Dass Arbeitnehmer mehr von ihren Arbeitgebern erwarten, ist ein wesentliches Merkmal eines funktionierenden Kapitalismus. Es fördert den Wohlstand für alle und den Wettbewerb um Talente. Es treibt Unternehmen an, für ihre Beschäftigten ein besseres, innovativeres Arbeitsumfeld zu schaffen – und es hilft ihnen, höhere Gewinne für ihre Aktionäre zu erzielen. Unternehmen, denen dies gelingt, werden für ihre Mühe belohnt. So zeigen unsere Analysen, dass Firmen mit einer starken Mitarbeiterbindung während der Pandemie von geringerer Fluktuation und höherer Rentabilität profitiert haben.

Unternehmen, die sich nicht an diese neue Realität anpassen und die Bedürfnisse ihrer Beschäftigten nicht ernst nehmen, laufen Gefahr, ins Hintertreffen zu geraten. Fluktuation treibt die Kosten in die Höhe und schmälert die Produktivität. Sie untergräbt die Unternehmenskultur und das Bewahren von Firmenwissen. CEOs müssen sich fragen, ob sie ein Betriebsumfeld schaffen, das im Wettbewerb um Talente hilfreich ist.

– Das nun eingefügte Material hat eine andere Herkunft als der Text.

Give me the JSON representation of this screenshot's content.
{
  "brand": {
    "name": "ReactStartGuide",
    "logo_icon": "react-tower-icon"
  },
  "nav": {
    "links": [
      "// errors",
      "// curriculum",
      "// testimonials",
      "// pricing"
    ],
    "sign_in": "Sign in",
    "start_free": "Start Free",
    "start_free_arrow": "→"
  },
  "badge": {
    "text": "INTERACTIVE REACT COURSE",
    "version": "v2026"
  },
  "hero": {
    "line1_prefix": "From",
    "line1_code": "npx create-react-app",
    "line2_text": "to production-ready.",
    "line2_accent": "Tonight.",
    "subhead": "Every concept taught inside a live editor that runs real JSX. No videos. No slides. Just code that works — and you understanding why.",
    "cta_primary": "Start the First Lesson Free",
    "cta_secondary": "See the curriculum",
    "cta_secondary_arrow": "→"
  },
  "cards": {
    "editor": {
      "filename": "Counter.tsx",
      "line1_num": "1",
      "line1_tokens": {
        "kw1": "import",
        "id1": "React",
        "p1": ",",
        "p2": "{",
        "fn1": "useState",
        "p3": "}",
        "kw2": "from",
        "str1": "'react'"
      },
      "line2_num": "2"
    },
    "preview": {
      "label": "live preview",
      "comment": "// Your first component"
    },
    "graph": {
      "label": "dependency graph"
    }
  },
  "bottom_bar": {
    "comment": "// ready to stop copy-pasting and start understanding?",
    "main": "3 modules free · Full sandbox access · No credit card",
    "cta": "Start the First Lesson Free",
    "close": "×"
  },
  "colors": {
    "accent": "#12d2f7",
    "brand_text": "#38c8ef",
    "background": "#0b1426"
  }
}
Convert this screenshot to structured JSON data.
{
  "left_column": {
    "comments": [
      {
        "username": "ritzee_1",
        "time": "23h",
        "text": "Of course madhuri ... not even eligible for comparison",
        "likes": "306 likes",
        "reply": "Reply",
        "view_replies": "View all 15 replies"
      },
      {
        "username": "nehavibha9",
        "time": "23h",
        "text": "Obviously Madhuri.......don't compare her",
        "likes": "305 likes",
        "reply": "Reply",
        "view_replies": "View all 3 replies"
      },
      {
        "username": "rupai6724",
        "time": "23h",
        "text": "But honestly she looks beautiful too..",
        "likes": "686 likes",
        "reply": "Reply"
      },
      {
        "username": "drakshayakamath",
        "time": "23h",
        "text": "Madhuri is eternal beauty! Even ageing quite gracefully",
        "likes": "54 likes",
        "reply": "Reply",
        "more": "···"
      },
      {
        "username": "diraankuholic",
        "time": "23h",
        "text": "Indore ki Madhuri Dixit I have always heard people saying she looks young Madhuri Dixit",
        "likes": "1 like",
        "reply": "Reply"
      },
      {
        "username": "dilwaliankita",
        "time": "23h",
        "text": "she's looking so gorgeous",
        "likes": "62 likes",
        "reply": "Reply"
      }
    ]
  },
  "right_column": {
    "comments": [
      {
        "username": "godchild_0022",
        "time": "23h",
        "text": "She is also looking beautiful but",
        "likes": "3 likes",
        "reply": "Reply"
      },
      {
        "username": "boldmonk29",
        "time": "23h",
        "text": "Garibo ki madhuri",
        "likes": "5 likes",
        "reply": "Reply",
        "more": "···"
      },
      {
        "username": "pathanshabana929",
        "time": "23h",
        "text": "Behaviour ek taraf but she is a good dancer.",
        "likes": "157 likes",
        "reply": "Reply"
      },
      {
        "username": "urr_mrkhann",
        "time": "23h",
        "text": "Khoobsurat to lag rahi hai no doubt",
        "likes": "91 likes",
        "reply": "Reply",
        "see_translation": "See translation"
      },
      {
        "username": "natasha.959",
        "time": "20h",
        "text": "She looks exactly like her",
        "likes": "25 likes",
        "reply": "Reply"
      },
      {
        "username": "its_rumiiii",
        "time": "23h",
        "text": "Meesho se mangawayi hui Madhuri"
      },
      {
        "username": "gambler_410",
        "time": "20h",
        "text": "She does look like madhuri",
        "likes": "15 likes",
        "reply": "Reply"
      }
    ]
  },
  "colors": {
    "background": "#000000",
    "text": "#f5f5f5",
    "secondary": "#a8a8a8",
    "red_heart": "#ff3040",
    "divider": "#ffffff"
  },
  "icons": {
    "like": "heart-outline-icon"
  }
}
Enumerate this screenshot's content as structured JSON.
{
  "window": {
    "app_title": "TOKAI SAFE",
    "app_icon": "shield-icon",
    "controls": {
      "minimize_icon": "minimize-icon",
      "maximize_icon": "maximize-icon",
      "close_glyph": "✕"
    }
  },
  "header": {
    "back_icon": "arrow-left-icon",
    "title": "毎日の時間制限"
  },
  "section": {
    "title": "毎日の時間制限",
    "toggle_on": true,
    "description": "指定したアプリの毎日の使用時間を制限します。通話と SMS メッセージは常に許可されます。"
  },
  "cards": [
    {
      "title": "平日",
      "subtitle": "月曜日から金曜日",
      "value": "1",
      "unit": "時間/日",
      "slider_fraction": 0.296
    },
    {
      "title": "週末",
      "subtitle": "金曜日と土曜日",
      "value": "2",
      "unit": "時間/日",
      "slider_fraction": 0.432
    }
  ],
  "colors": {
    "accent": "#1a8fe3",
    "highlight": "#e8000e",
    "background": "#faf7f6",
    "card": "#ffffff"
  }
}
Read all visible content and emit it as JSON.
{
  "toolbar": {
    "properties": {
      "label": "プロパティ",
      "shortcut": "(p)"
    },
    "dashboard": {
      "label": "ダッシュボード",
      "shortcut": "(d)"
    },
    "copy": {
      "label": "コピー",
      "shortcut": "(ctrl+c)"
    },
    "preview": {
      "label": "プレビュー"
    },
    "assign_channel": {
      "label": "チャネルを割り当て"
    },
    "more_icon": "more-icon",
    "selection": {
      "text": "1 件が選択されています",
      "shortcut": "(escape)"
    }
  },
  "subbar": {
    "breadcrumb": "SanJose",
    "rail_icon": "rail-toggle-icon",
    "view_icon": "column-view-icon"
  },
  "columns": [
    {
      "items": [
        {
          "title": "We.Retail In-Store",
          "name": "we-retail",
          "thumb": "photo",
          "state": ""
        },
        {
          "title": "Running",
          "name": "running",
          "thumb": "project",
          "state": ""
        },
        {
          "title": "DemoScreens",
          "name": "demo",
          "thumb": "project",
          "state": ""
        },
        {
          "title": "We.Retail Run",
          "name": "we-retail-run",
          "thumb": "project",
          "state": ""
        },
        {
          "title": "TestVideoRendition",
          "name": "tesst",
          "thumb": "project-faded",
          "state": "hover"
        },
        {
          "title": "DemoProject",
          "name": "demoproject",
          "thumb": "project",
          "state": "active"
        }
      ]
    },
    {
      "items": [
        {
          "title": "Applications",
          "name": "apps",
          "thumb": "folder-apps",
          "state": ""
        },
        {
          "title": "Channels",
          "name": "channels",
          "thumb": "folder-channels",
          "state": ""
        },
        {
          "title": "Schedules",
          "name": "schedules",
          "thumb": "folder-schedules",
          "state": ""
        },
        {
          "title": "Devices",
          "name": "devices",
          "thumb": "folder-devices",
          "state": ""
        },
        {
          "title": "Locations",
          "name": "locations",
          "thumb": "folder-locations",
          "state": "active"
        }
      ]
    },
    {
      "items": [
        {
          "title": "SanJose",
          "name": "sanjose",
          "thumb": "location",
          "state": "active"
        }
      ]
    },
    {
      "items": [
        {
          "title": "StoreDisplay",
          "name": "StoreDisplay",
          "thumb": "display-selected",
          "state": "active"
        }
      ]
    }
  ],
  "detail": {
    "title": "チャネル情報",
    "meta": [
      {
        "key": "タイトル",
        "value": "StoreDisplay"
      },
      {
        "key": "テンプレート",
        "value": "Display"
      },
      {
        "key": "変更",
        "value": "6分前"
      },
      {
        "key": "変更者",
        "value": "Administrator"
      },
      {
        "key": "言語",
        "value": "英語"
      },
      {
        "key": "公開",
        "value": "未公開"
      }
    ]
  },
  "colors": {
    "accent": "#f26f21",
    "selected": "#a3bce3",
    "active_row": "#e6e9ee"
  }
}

Ein solches Umfeld zu entwickeln, ist heute komplexer denn je und beinhaltet weit mehr als eine angemessene Vergütung und flexible Arbeitsmodelle. Die Pandemie hat auch Themen wie ethnische Gleichstellung, Kinderbetreuung und psychische Gesundheit ins Bewusstsein gerückt und macht deutlich, welche unterschiedlichen Erwartungen junge und ältere Menschen an Arbeit haben.

Neue Kapitalquellen als Treiber der Disruption

Junge, innovative Unternehmen hatten es niemals leichter, sich Kapital zu beschaffen. Noch nie stand so viel Geld für neue Ideen bereit. Dies verleiht der Innovationsdynamik einen kräftigen Schub. Praktisch in jedem Sektor gibt es eine Fülle disruptiver Start-ups. CEOs etablierter Unternehmen müssen diese veränderten Rahmenbedingungen und die Vielfalt der Kapitalquellen verstehen, wenn sie gegenüber kleineren, flexibleren Branchenneulingen wettbewerbsfähig bleiben wollen.